高齢者のブレーキとアクセルの踏み間違えによる交通事故はプリウスで多発していると言われており、交通事故に社会的注目が集まる中、トヨタの対応には注目が集まります。
4-2.【6902】デンソー
市場 | 東証一部 |
企業概要 | トヨタ系列の自動車部品メーカー、自動車部品世界シェア1位。 |
デンソーは、ミリ波レーダーの国内特許数トップで、プリウス向けミリ波レーダーを開発していることでも知られています。
2017年10月には、ミリ波レーダーで国内2位の特許を持つ富士通テンを子会社化しており、自動ブレーキ関連銘柄としては必ず抑えておかなければいけない銘柄です。
4-2.【7238】曙ブレーキ工業
市場 | 東証一部 |
企業概要 | ブレーキ専業メーカー、国内外で高いシェアを誇る。米国での事業不振から私的整理へ。 |
曙ブレーキ工業は、ブレーキ専業メーカーとして世界的に高いシェアを誇っていましたが、アメリカでの事業失敗によって、2019年1月30日に事業再生ADRを申請しました。
上場廃止にはなっていませんが、株価は100円割れ寸前にまで暴落しています。リスクは高いものの、ボロ株から暴騰する可能性がゼロだとは言えません。
5.まとめ
相次ぐ交通死亡事故を受けて、自動ブレーキは社会的にも注目されるテーマになっていますが、マーケットでは自動ブレーキ関連銘柄は注目されるテーマになっているとは言えません。
ただ、世界的な自動ブレーキ搭載義務化の流れから、日本でも2020年初頭から全ての新車に自動ブレーキの搭載が義務付けられます。

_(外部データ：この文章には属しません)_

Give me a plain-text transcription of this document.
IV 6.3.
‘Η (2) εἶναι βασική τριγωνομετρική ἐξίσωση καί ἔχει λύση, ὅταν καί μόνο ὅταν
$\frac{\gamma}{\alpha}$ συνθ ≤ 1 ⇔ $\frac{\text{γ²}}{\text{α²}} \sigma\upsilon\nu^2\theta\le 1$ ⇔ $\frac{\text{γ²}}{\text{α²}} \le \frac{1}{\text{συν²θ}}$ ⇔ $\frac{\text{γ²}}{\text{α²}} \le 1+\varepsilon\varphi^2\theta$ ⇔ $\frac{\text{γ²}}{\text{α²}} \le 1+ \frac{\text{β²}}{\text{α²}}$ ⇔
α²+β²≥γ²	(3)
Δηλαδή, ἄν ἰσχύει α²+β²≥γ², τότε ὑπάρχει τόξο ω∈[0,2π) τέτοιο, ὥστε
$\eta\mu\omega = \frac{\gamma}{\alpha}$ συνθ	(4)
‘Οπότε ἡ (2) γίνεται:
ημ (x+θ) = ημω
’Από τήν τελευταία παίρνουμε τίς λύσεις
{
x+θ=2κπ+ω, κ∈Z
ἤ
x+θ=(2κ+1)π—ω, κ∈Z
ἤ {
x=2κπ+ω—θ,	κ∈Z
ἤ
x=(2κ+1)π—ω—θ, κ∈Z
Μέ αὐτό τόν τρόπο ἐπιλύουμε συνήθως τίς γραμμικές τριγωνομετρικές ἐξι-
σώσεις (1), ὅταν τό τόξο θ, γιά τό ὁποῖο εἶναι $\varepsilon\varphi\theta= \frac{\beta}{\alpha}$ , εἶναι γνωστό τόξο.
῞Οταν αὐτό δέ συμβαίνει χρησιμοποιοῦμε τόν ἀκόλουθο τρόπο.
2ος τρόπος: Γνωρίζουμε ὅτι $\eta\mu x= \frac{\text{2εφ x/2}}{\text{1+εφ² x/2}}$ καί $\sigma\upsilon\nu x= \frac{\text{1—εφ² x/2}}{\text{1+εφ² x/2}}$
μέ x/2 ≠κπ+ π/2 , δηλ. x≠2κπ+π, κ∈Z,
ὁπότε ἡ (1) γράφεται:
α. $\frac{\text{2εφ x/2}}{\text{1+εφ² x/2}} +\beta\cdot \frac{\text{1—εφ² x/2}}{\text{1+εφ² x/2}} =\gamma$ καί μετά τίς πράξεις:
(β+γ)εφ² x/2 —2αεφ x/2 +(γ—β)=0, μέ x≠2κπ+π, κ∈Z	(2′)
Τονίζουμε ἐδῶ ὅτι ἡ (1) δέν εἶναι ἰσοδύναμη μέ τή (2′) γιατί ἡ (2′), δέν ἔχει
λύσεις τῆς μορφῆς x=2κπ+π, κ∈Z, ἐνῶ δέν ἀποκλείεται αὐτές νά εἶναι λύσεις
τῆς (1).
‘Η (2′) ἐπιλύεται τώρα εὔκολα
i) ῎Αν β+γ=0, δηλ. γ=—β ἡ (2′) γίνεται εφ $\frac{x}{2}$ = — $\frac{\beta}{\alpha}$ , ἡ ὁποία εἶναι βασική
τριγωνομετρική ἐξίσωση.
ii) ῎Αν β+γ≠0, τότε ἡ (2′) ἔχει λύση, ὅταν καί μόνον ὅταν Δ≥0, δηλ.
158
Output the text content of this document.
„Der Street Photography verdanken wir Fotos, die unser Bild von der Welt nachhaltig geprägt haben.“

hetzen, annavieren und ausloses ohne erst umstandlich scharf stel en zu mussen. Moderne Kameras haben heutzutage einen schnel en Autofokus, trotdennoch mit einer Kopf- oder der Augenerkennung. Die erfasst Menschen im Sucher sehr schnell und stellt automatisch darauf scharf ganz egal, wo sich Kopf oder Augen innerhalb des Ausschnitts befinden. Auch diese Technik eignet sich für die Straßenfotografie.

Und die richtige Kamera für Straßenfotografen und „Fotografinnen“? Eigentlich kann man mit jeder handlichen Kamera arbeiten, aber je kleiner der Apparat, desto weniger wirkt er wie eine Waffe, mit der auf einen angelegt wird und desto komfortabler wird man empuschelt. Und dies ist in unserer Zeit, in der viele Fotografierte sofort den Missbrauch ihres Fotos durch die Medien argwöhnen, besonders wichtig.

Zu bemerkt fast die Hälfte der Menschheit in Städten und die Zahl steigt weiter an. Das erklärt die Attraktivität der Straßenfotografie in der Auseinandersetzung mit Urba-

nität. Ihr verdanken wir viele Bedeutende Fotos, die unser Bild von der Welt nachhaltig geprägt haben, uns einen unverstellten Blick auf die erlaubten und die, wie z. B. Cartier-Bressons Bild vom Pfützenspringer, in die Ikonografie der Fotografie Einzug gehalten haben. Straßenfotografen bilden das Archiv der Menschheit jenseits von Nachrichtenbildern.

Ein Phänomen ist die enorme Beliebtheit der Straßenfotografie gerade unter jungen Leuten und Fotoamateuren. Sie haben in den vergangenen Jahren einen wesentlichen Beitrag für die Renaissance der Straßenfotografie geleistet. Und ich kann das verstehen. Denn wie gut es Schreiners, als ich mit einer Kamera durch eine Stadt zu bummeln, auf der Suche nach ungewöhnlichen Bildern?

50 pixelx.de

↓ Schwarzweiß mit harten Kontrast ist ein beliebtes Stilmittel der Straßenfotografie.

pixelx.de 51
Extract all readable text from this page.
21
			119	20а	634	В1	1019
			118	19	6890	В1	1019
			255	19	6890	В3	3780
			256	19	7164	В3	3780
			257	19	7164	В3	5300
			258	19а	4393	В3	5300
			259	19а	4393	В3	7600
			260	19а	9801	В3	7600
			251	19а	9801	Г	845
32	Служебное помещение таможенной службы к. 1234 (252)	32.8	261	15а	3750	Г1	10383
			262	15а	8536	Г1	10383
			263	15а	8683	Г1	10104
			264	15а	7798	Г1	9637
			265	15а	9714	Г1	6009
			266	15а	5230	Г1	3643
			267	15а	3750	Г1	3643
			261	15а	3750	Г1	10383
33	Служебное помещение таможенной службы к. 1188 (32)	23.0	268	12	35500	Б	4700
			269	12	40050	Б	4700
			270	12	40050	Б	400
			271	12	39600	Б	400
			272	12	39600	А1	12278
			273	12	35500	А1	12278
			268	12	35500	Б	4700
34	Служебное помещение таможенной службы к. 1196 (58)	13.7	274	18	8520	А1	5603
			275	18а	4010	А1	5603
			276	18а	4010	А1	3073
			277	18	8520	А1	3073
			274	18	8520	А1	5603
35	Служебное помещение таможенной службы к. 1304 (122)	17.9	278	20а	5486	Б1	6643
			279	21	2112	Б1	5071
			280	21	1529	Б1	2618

また自動ブレーキ技術は、そのまま自動運転技術に応用することも可能であるため、自動ブレーキ関連銘柄は自動運転関連として物色買いされることも考えられます。
自動ブレーキ関連銘柄は投資家から注目されるテーマになってはいませんが、自動運転は投資家から最も注目されているテーマ株の一つであるため、今後に期待です。
自動ブレーキに関するニュースにはアンテナを張っておき、関連銘柄の動向は要チェックしておきましょう!